Amazon Workers Already Faced Grueling Conditions
Even before FedEx (NYSE:FDX) pulled all their domestic services from the company, Amazon workers already faced grueling working conditions. In a profile on Business Insider, some workers described abuses such as lack of overtime pay, intimidating, missing wages, and more. In order to meet delivery timeframes, workers also reported feeling pressured to drive at dangerously high speeds, ignore stop signs, and even urinate in bottles on their trucks.

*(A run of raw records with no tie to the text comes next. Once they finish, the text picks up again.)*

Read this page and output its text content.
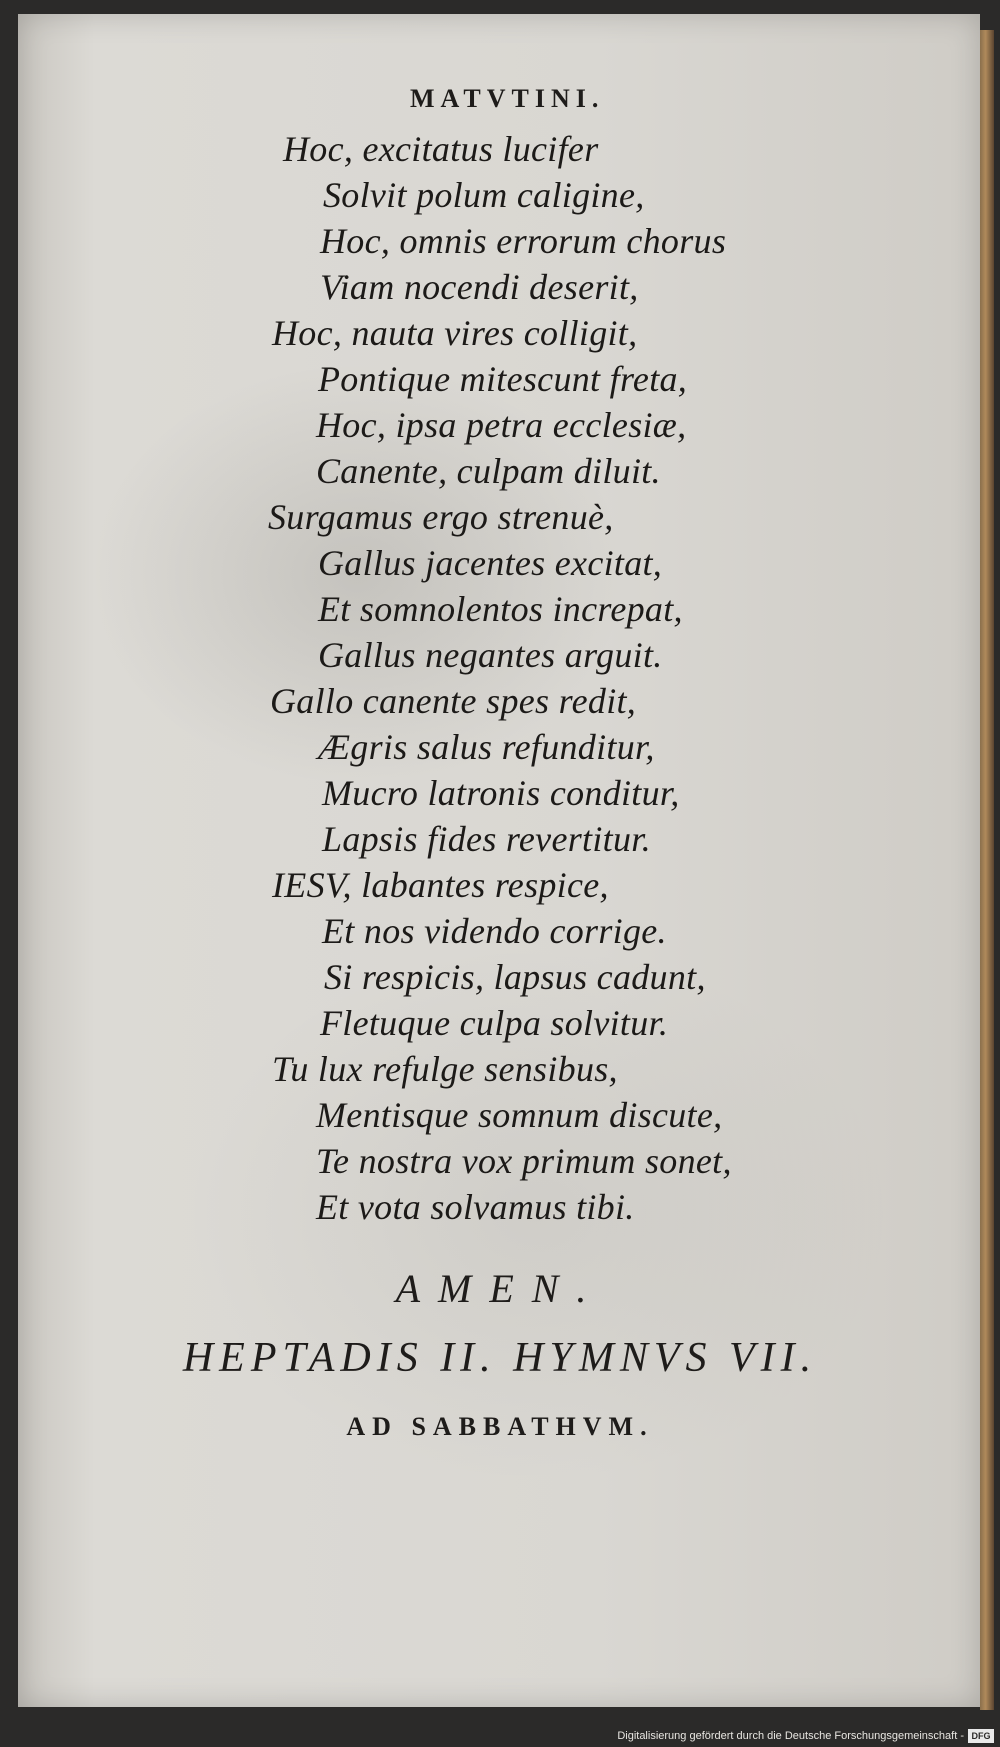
MATVTINI.
Hoc, excitatus lucifer
Solvit polum caligine,
Hoc, omnis errorum chorus
Viam nocendi deserit,
Hoc, nauta vires colligit,
Pontique mitescunt freta,
Hoc, ipsa petra ecclesiæ,
Canente, culpam diluit.
Surgamus ergo strenuè,
Gallus jacentes excitat,
Et somnolentos increpat,
Gallus negantes arguit.
Gallo canente spes redit,
Ægris salus refunditur,
Mucro latronis conditur,
Lapsis fides revertitur.
IESV, labantes respice,
Et nos videndo corrige.
Si respicis, lapsus cadunt,
Fletuque culpa solvitur.
Tu lux refulge sensibus,
Mentisque somnum discute,
Te nostra vox primum sonet,
Et vota solvamus tibi.
AMEN.
HEPTADIS II. HYMNVS VII.
AD SABBATHVM.
Digitalisierung gefördert durch die Deutsche Forschungsgemeinschaft - DFG
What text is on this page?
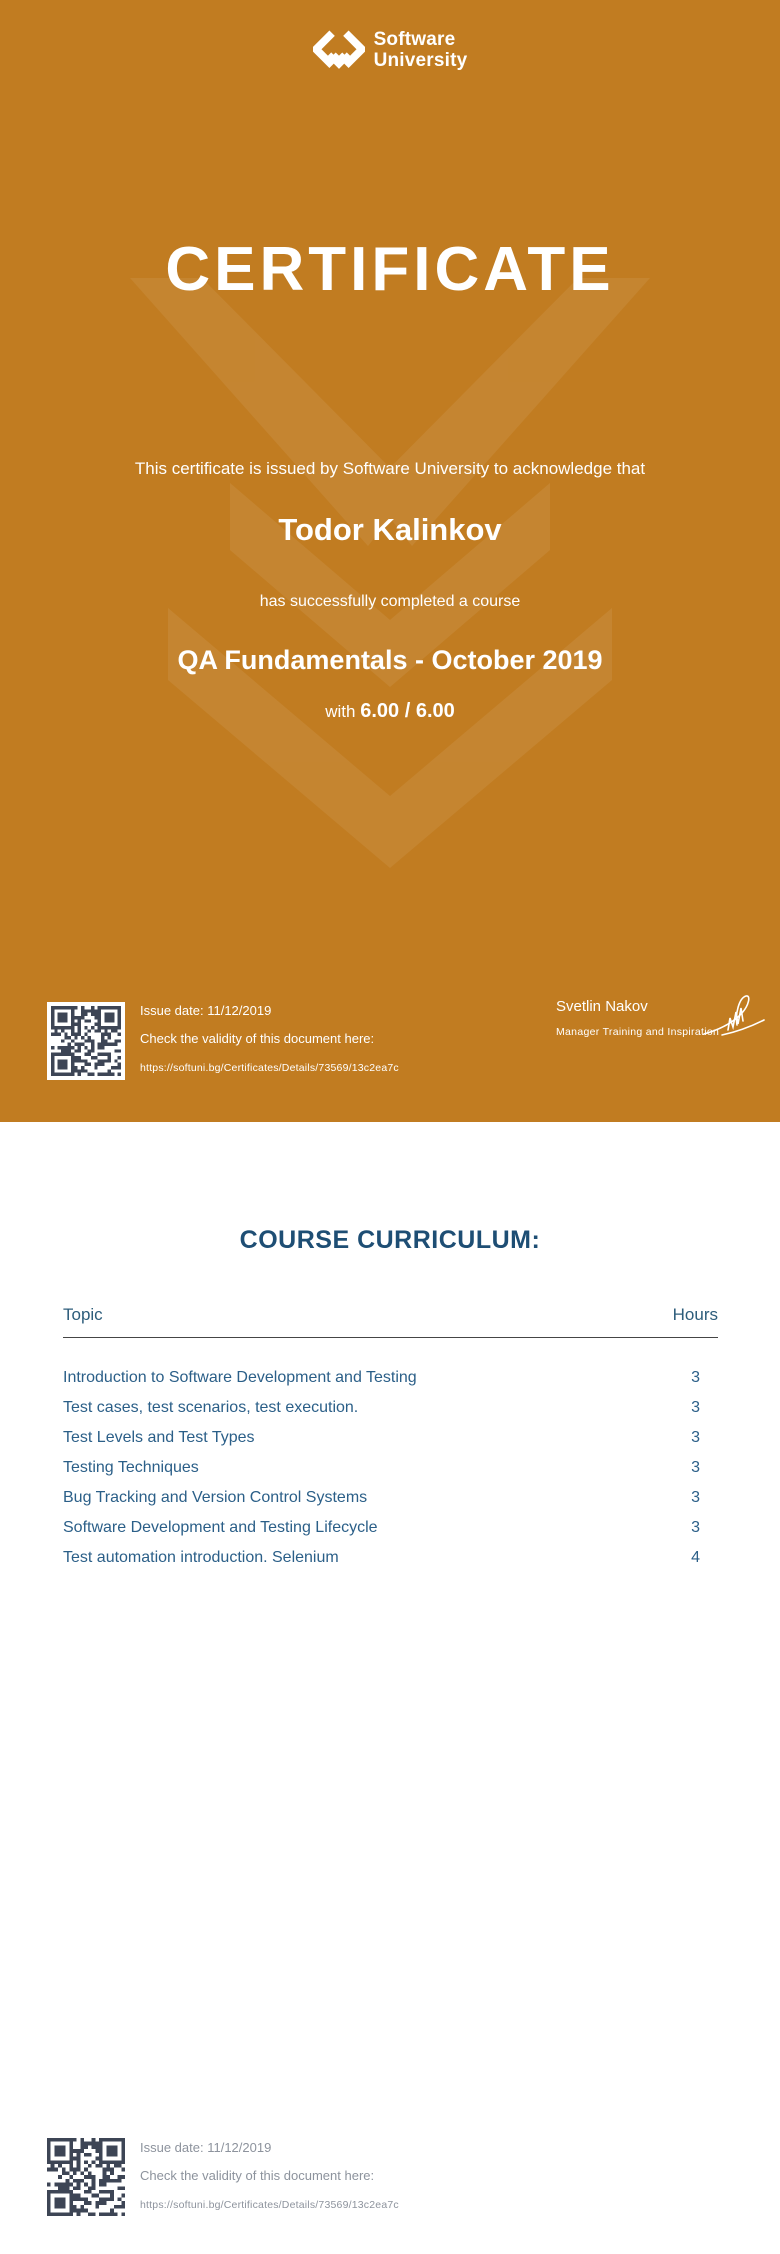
Software
University
CERTIFICATE
This certificate is issued by Software University to acknowledge that
Todor Kalinkov
has successfully completed a course
QA Fundamentals - October 2019
with 6.00 / 6.00
Issue date: 11/12/2019
Check the validity of this document here:
https://softuni.bg/Certificates/Details/73569/13c2ea7c
Svetlin Nakov
Manager Training and Inspiration
COURSE CURRICULUM:
Topic	Hours
Introduction to Software Development and Testing	3
Test cases, test scenarios, test execution.	3
Test Levels and Test Types	3
Testing Techniques	3
Bug Tracking and Version Control Systems	3
Software Development and Testing Lifecycle	3
Test automation introduction. Selenium	4
Issue date: 11/12/2019
Check the validity of this document here:
https://softuni.bg/Certificates/Details/73569/13c2ea7c
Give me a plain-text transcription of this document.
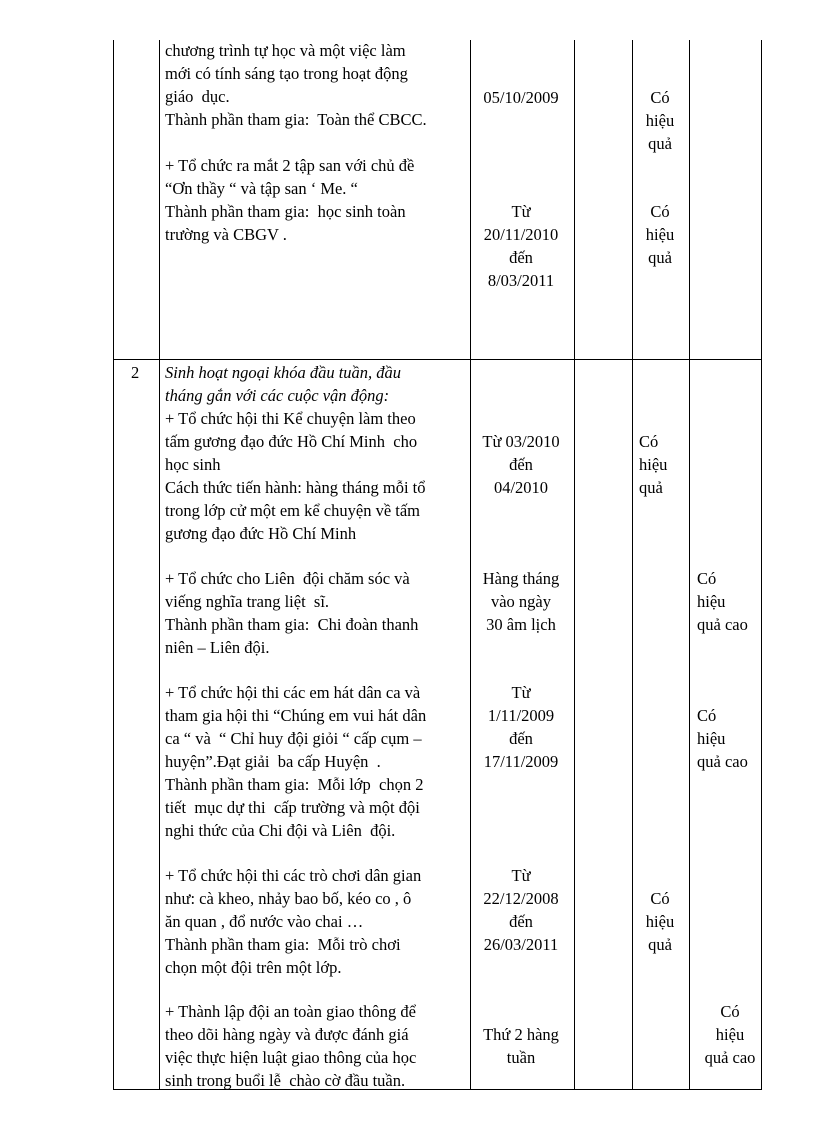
chương trình tự học và một việc làm
mới có tính sáng tạo trong hoạt động
giáo  dục.
Thành phần tham gia:  Toàn thể CBCC.
+ Tổ chức ra mắt 2 tập san với chủ đề
“Ơn thầy “ và tập san ‘ Me. “
Thành phần tham gia:  học sinh toàn
trường và CBGV .
05/10/2009
Từ
20/11/2010
đến
8/03/2011
Có
hiệu
quả
Có
hiệu
quả
2 Sinh hoạt ngoại khóa đầu tuần, đầu
tháng gắn với các cuộc vận động:
+ Tổ chức hội thi Kể chuyện làm theo
tấm gương đạo đức Hồ Chí Minh  cho
học sinh
Cách thức tiến hành: hàng tháng mỗi tổ
trong lớp cử một em kể chuyện về tấm
gương đạo đức Hồ Chí Minh
Từ 03/2010
đến
04/2010
Có
hiệu
quả
+ Tổ chức cho Liên  đội chăm sóc và
viếng nghĩa trang liệt  sĩ.
Thành phần tham gia:  Chi đoàn thanh
niên – Liên đội.
Hàng tháng
vào ngày
30 âm lịch
Có
hiệu
quả cao
+ Tổ chức hội thi các em hát dân ca và
tham gia hội thi “Chúng em vui hát dân
ca “ và  “ Chỉ huy đội giỏi “ cấp cụm –
huyện”.Đạt giải  ba cấp Huyện  .
Thành phần tham gia:  Mỗi lớp  chọn 2
tiết  mục dự thi  cấp trường và một đội
nghi thức của Chi đội và Liên  đội.
Từ
1/11/2009
đến
17/11/2009
Có
hiệu
quả cao
+ Tổ chức hội thi các trò chơi dân gian
như: cà kheo, nhảy bao bố, kéo co , ô
ăn quan , đổ nước vào chai …
Thành phần tham gia:  Mỗi trò chơi
chọn một đội trên một lớp.
Từ
22/12/2008
đến
26/03/2011
Có
hiệu
quả
+ Thành lập đội an toàn giao thông để
theo dõi hàng ngày và được đánh giá
việc thực hiện luật giao thông của học
sinh trong buổi lễ  chào cờ đầu tuần.
Thứ 2 hàng
tuần
Có
hiệu
quả cao
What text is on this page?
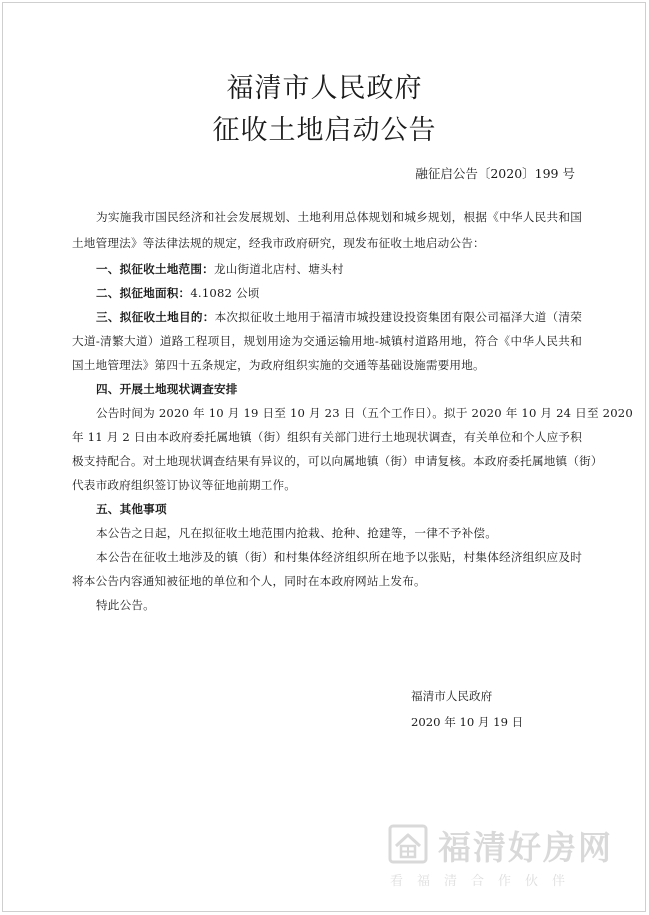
福清市人民政府
征收土地启动公告
融征启公告〔2020〕199 号
为实施我市国民经济和社会发展规划、土地利用总体规划和城乡规划，根据《中华人民共和国
土地管理法》等法律法规的规定，经我市政府研究，现发布征收土地启动公告：
一、拟征收土地范围：龙山街道北店村、塘头村
二、拟征地面积：4.1082 公顷
三、拟征收土地目的：本次拟征收土地用于福清市城投建设投资集团有限公司福泽大道（清荣
大道-清繁大道）道路工程项目，规划用途为交通运输用地-城镇村道路用地，符合《中华人民共和
国土地管理法》第四十五条规定，为政府组织实施的交通等基础设施需要用地。
四、开展土地现状调查安排
公告时间为 2020 年 10 月 19 日至 10 月 23 日（五个工作日）。拟于 2020 年 10 月 24 日至 2020
年 11 月 2 日由本政府委托属地镇（街）组织有关部门进行土地现状调查，有关单位和个人应予积
极支持配合。对土地现状调查结果有异议的，可以向属地镇（街）申请复核。本政府委托属地镇（街）
代表市政府组织签订协议等征地前期工作。
五、其他事项
本公告之日起，凡在拟征收土地范围内抢栽、抢种、抢建等，一律不予补偿。
本公告在征收土地涉及的镇（街）和村集体经济组织所在地予以张贴，村集体经济组织应及时
将本公告内容通知被征地的单位和个人，同时在本政府网站上发布。
特此公告。
福清市人民政府
2020 年 10 月 19 日
福清好房网
看福清合作伙伴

Amazon’s Biggest Shipper is Now…Well, Amazon
As of January 2019, Amazon is now its own biggest shipper. Around that time, the company officially took on the majority percentage of total package volume in their network, surpassing USPS. The trend here should come as no surprise. Amazon is moving towards utilizing their own delivery network for all of their package volume. That means the company will eventually sidestep other carrier partners such as USPS and UPS altogether. Therefore, it’s hard to say what kind of conditions and pressures Amazon workers will face in the future when no other carriers will be there to help. If the recent breakup with FedEx is any indication, it seems we’re all about to find out.